Tugging Hard-to-Find Results of Traction for Low Back Pain
The University of Ulster in Northern Ireland may seem far away. But the Internet makes it possible to conduct worldwide research from any spot on the map. Researchers from the School of Rehabilitation Sciences asked the question: Does traction really work for low back pain?
To answer this question, they looked at studies from around the world. A computer-aided search was done for the years 1966 to 2001. Five of the largest medical databases were searched. All studies were in English. A hand search of other journals was also included.

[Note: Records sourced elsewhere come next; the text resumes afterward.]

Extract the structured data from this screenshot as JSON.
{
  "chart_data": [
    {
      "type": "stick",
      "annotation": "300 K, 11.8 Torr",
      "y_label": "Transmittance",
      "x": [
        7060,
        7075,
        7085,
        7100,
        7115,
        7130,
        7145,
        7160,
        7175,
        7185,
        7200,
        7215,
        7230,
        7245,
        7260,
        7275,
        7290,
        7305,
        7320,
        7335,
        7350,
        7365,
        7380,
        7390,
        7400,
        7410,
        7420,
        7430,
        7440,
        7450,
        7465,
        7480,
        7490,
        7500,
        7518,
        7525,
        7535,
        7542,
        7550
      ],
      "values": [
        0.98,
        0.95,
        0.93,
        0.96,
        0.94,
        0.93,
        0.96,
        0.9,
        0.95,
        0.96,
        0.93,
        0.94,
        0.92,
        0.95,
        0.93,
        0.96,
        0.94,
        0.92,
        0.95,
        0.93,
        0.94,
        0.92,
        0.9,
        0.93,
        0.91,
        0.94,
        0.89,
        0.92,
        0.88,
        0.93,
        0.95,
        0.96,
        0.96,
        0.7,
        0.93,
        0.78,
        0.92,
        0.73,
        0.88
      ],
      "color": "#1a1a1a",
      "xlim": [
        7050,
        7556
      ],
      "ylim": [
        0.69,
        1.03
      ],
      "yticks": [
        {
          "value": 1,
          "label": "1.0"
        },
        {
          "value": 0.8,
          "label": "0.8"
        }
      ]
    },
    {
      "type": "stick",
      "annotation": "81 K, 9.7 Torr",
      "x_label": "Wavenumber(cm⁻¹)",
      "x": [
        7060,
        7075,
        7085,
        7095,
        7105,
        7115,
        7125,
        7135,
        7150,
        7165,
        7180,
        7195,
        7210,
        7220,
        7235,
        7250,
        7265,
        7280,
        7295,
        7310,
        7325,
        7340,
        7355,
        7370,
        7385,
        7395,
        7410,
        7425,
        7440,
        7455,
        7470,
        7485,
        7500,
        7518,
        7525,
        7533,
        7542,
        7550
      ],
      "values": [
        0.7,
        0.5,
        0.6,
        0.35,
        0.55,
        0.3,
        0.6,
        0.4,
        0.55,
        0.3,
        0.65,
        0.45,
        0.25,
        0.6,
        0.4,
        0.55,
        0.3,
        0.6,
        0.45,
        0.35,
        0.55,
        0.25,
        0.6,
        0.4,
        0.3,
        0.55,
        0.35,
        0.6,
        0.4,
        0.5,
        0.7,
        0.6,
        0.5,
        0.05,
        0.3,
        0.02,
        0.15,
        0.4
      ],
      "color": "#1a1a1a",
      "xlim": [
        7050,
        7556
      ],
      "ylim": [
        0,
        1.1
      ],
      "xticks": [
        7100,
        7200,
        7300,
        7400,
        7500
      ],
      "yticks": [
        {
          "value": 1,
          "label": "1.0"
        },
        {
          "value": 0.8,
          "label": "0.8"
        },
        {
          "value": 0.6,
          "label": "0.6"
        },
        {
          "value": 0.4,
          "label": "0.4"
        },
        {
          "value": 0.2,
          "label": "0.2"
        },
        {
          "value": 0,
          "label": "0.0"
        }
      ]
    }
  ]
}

In all the studies, patients either received traction, a sham treatment, or some other treatment without surgery. Sham traction is a "pretend" treatment. Sham treatment uses no-weight or low-weight traction that is known to be useless.
The authors review the many reasons why it's difficult to study traction alone in the treatment of LBP. Traction is usually used by physical therapists. Most physical therapy programs are tailored to fit each patient's needs. No two patients get the same treatment. Many programs combine traction with advice, exercise, heat, and electrotherapy. It's hard to tell if just one of those treatments is what works. And traction is applied with different weights for differing lengths of time.
Success was measured using reports of pain relief, improved function, and quality of life. A positive result means traction worked better than other treatments. A negative result is defined as no difference between traction and other treatment. A negative result is also given if traction was the same as other treatments. Results are inconclusive if the results were positive sometimes and negative other times.
The authors conclude that it isn't possible to tell if traction is a good treatment for low back pain. Studies are poorly done and need to improve before results can be trusted. Better research in this area is needed. And using only studies in English leaves out research on traction in the Netherlands and Germany. This is where many of the studies on traction are done.
Annette A. Harte, BSc, et al. The Efficacy of Traction for Back Pain: A Systematic Review of Randomized Controlled Trials. In Archives of Physical Medicine and Rehabilitation. October 2003. Vol. 84. No. 10. pp. 1542-1553.